Maintenant qu’il semble revenir sur cette décision, les mêmes corporations qui ont seulement changé de têtes s’opposent non seulement à un quatrième mandat mais aussi à la révision constitutionnelle, pourtant promises avec leur accord en pleine effervescence du printemps arabe. Rappelons qu’à partir de décembre 2010, la Coordination Nationale pour le Changement et la démocratie (CNCD) avait appelé à manifester comme dans tous les pays arabes chaque samedi pour occuper voire «camper» dans la place du premier mais les quelques centaines de participants ont été vite dispersés par les forces de l’ordre et une dizaine de baltaguias. De nombreuses manifestations à partir du 19 février 2011 ont obligé le gouvernement de l’époque, cinq jours après à lever l’état d’urgence en vigueur depuis 1992.Cela n’a pas empêché les gardes communaux de camper sur la place des martyrs à partir du 6 avril de la même année.

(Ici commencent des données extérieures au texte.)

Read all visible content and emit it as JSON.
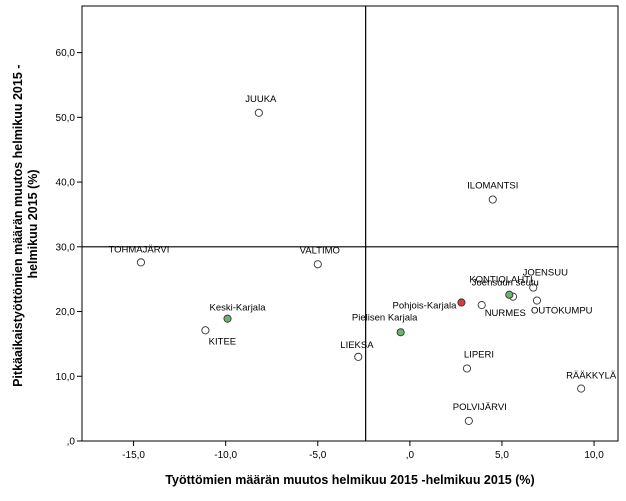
{
  "chart_data": {
    "type": "scatter",
    "xlabel": "Työttömien määrän muutos helmikuu 2015 -helmikuu 2015 (%)",
    "ylabel_lines": [
      "Pitkäaikaistyöttömien määrän muutos helmikuu 2015 -",
      "helmikuu 2015 (%)"
    ],
    "xlim": [
      -17.8,
      11.3
    ],
    "ylim": [
      0,
      67.2
    ],
    "xticks": [
      -15,
      -10,
      -5,
      0,
      5,
      10
    ],
    "xtick_labels": [
      "-15,0",
      "-10,0",
      "-5,0",
      ",0",
      "5,0",
      "10,0"
    ],
    "yticks": [
      0,
      10,
      20,
      30,
      40,
      50,
      60
    ],
    "ytick_labels": [
      ",0",
      "10,0",
      "20,0",
      "30,0",
      "40,0",
      "50,0",
      "60,0"
    ],
    "reference_lines": {
      "x": -2.4,
      "y": 30
    },
    "grid": false,
    "colors": {
      "default": "#ffffff",
      "region": "#6ab56a",
      "subregion": "#d93a3a"
    },
    "points": [
      {
        "label": "JUUKA",
        "x": -8.2,
        "y": 50.7,
        "color": "default"
      },
      {
        "label": "ILOMANTSI",
        "x": 4.5,
        "y": 37.3,
        "color": "default"
      },
      {
        "label": "TOHMAJÄRVI",
        "x": -14.6,
        "y": 27.6,
        "color": "default"
      },
      {
        "label": "VALTIMO",
        "x": -5.0,
        "y": 27.3,
        "color": "default"
      },
      {
        "label": "KONTIOLAHTI",
        "x": 5.6,
        "y": 22.3,
        "color": "default"
      },
      {
        "label": "JOENSUU",
        "x": 6.7,
        "y": 23.7,
        "color": "default"
      },
      {
        "label": "OUTOKUMPU",
        "x": 6.9,
        "y": 21.7,
        "color": "default"
      },
      {
        "label": "NURMES",
        "x": 3.9,
        "y": 21.0,
        "color": "default"
      },
      {
        "label": "Joensuun seutu",
        "x": 5.4,
        "y": 22.6,
        "color": "region"
      },
      {
        "label": "Pohjois-Karjala",
        "x": 2.8,
        "y": 21.4,
        "color": "subregion"
      },
      {
        "label": "Keski-Karjala",
        "x": -9.9,
        "y": 18.9,
        "color": "region"
      },
      {
        "label": "KITEE",
        "x": -11.1,
        "y": 17.1,
        "color": "default"
      },
      {
        "label": "Pielisen Karjala",
        "x": -0.5,
        "y": 16.8,
        "color": "region"
      },
      {
        "label": "LIEKSA",
        "x": -2.8,
        "y": 13.0,
        "color": "default"
      },
      {
        "label": "LIPERI",
        "x": 3.1,
        "y": 11.2,
        "color": "default"
      },
      {
        "label": "RÄÄKKYLÄ",
        "x": 9.3,
        "y": 8.1,
        "color": "default"
      },
      {
        "label": "POLVIJÄRVI",
        "x": 3.2,
        "y": 3.1,
        "color": "default"
      }
    ]
  }
}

Face donc à des auto-immolations de plus en plus fréquentes et la grève de plus de 80% des fonctionnaires, Bouteflika sort de sa réserve le 15 avril 2011 pour promettre carrément une réforme constitutionnelle qui semble agréer tout le monde. Il faut cependant préciser que cette contestation a été menée par les responsables du CNCD dont Boumala, Saïd Sadi et son équipe, avec la présence de Ali Yahia abdennour et la dernière semaine, Ali Belhadj, s’est fait remarqué. Aucun des partis de l’hémicycle et qui crée aujourd’hui au scandale d’un quatrième mandat de Bouteflika n’a pris position ni a participé. Alors pourquoi devra t-on aujourd’hui équationner Bouteflika ? Pourquoi sa candidature fait tant trembler les acteurs politiques ? N’ont-ils pas vendu leurs âmes pour un salaire faramineux en lui accordant un troisième mandat sans referendum populaire ? Si les partis qui créent au scandale, avaient maîtrisé la voracité de leurs élus au parlement, il n’y aurait un cas Bouteflika aujourd’hui. Désormais, faudrait-il donc assumer et jouer le jeu politique ?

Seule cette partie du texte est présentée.